Salim, sempre distraído, em estado de permanente alheamento, esqueceu-se das malditas babuchas. Ora, as babuchas! Que azar! Voltar ao mercado? Retornar à loja do Chalub? Era impossível. Já estava muito longe. Nurenahar, na certa ia aborrecer-se com o caso.
E caminhando para casa, o nosso bom Salim, envencilhado pela contrariedade, monologava e gesticulava como um demente: - "Quê fazer? Esqueci as babuchas! Que direi, como desculpa, a Nurenahar? Que coisa! Levo o carneiro, bem pesado; levo meia dúzia de figos maduros; levo uma romã, e não levo as babuchas... Se eu tivesse dez dinares compraria as babuchas numa loja qualquer.
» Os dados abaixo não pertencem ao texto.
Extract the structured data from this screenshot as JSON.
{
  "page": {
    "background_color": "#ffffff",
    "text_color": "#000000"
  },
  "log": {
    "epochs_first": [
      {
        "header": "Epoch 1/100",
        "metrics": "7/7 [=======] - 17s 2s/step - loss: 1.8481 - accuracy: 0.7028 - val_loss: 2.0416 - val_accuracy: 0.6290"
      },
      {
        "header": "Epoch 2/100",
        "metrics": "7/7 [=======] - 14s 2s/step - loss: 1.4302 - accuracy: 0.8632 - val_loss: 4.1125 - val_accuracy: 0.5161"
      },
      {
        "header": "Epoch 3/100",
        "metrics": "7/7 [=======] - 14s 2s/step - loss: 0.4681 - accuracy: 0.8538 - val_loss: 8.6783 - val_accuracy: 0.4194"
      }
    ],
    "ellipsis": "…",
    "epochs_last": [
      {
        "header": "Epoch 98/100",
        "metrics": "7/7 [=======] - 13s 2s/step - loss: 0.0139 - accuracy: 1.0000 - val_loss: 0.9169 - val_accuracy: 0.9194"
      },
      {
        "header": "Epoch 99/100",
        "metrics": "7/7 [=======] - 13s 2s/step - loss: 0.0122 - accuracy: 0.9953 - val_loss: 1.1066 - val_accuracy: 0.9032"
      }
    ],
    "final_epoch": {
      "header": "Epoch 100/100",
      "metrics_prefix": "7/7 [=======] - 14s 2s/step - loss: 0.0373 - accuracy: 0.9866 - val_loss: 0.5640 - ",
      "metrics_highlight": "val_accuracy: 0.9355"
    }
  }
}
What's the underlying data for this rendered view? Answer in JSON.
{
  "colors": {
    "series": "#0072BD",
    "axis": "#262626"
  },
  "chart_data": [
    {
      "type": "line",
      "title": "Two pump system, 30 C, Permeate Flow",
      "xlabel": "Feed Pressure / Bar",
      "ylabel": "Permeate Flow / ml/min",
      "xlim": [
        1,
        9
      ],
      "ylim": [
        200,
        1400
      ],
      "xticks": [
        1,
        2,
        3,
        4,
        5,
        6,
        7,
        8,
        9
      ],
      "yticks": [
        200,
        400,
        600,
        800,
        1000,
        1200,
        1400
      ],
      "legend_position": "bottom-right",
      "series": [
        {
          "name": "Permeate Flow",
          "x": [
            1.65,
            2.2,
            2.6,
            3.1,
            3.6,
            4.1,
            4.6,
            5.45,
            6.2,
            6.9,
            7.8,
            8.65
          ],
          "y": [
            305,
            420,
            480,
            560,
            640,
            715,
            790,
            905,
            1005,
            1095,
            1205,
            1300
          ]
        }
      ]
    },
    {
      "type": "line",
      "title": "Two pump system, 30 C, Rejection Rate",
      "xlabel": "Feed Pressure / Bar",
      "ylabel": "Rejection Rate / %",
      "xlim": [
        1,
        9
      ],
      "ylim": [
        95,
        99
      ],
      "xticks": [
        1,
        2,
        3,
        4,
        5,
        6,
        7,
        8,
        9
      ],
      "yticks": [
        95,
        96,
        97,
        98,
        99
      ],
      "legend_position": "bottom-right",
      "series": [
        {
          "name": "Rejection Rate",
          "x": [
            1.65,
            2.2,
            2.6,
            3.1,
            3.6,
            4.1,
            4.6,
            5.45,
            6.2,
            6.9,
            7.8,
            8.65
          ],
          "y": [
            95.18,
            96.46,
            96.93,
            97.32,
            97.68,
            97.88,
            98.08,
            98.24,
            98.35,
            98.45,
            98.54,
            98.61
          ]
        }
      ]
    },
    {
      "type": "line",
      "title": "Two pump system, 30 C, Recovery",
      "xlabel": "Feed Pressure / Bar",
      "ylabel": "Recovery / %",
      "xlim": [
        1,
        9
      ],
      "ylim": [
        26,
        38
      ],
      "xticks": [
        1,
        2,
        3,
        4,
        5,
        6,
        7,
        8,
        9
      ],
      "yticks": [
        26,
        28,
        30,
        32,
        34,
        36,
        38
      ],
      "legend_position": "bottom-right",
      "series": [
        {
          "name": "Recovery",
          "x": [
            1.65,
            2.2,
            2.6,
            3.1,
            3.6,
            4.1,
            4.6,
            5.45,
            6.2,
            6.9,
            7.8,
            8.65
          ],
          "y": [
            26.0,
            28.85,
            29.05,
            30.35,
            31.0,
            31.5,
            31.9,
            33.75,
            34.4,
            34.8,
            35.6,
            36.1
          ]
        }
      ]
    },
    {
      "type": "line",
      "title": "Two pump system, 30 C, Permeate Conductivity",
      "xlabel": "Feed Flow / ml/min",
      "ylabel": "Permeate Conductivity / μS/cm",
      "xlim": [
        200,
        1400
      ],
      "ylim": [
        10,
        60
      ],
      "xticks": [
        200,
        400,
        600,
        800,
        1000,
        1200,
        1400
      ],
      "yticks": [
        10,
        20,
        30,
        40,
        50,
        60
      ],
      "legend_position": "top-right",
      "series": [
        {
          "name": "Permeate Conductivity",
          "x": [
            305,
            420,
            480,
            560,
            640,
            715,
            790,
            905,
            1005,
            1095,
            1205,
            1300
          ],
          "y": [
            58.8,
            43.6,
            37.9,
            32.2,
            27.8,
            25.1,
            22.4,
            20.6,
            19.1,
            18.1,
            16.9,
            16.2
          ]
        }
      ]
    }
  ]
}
No Chirity, por exemplo. No judeu Elias Chirity. Mas fiado, só no Chalub... As babuchas...".
Mercadores apressados, que cruzavam com o Salim, comentavam:
- Esquisito! Pelo templo de Meca! O mágico Salim caminha para a casa falando sozinho! Que teria acontecido? Que irá acontecer?
Ninguém ousava esclarecer o caso. Seria uma loucura? Todos respeitavam o mágico. Os damascenos são muito ciosos daqueles que possuem poderes extranaturais. Quando um mágico fala sozinho alguma coisa está para acontecer no Céu ou na Terra. Há um certo esfuziar do mistério.
E os pombos pousavam no turbante de Salim. Salim era mágico. E mágico autêntico!